Il rischio specifico, invece, inserisce i pericoli incombenti sul singolo asset considerato. Si tratta di un elemento riducibile tramite appropriate tecniche di diversificazione delle attività finanziarie costituenti il portafoglio (vedi LMC e SML)
e, per giunta, misurabile attraverso l’utilizzo di idonei indici statistici di variabilità, tra cui ricordiamo, ad esempio, lo scarto quadratico medio.
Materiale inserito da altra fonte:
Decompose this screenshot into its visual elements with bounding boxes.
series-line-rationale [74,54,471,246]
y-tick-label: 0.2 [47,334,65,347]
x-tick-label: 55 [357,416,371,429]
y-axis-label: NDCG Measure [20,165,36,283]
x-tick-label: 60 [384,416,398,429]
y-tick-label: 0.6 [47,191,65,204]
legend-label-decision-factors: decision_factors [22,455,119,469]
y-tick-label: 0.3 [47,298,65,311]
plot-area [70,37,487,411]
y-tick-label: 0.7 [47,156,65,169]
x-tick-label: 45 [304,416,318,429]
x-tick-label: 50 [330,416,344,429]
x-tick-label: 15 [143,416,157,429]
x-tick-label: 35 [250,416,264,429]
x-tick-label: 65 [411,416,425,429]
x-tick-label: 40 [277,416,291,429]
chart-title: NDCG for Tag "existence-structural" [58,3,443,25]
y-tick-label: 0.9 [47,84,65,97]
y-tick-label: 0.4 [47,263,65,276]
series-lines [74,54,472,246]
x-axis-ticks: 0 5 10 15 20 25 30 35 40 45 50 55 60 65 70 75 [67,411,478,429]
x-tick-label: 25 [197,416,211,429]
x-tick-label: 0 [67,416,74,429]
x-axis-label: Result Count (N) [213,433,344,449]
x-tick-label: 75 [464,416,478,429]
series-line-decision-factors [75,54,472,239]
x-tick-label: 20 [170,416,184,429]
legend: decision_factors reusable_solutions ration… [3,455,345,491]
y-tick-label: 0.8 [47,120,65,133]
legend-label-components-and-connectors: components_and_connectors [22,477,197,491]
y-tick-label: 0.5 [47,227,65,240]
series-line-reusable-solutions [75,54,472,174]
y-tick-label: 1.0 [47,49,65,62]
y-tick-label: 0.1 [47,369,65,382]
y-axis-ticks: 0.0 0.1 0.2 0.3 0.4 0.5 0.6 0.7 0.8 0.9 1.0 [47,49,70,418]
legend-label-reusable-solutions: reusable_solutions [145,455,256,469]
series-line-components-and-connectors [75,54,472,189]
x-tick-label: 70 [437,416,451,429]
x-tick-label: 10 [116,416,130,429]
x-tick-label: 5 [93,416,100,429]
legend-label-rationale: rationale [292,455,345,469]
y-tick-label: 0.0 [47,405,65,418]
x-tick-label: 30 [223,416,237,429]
Il rischio viene preso in considerazione anche quando si parla di premium puzzle. Fra i fenomeni che appaiono di difficile risoluzione uno è il seguente: perché
il mercato azionario statunitense ha offerto un rendimento medio annuo così elevato (circa l’8 % in termini reali) per gran parte del XX secolo? Tale enigma è noto come equity premium puzzle. Le domande che possono nascere sono del
tipo: “perché la volatilità del rendimento del comparto azionario è risultata
enormemente superiore a quella del tasso di crescita dei consumi pro-capite?” oppure “perché il tasso di interesse di mercato ha registrato valori (reali) inferiori
all’1 %?”. Il puzzle si fonda proprio su questo tipo di quesiti. È difficile generare, da un modello di aspettative razionali, un sistema economico caratterizzato
da una volatilità contenuta per il consumo ma elevata riguardo ai rendimenti azionari, nonché da un esiguo tasso di interesse medio in termini reali. Per anni i teorici hanno tentato di comprendere per quali motivi solamente una modesta
quota degli investitori acquistasse azioni, oppure per quale ragione i soggetti con
un orizzonte temporale di lungo termine detenessero titoli a reddito fisso obbligazionari. È noto che i rendimenti reali offerti dai diversi asset finanziari possano differire considerevolmente, anche quando valutati in media lungo un periodo di tempo esteso. Gli economisti spiegano ciò attribuendo tali differenze alle
varie intensità con cui il rendimento di un titolo covaria con la tipica funzione di
consumo dell’investitore. Se tale covarianza è alta, la vendita delle azioni determina una riduzione della varianza del tipico flusso di consumo dell’investitore.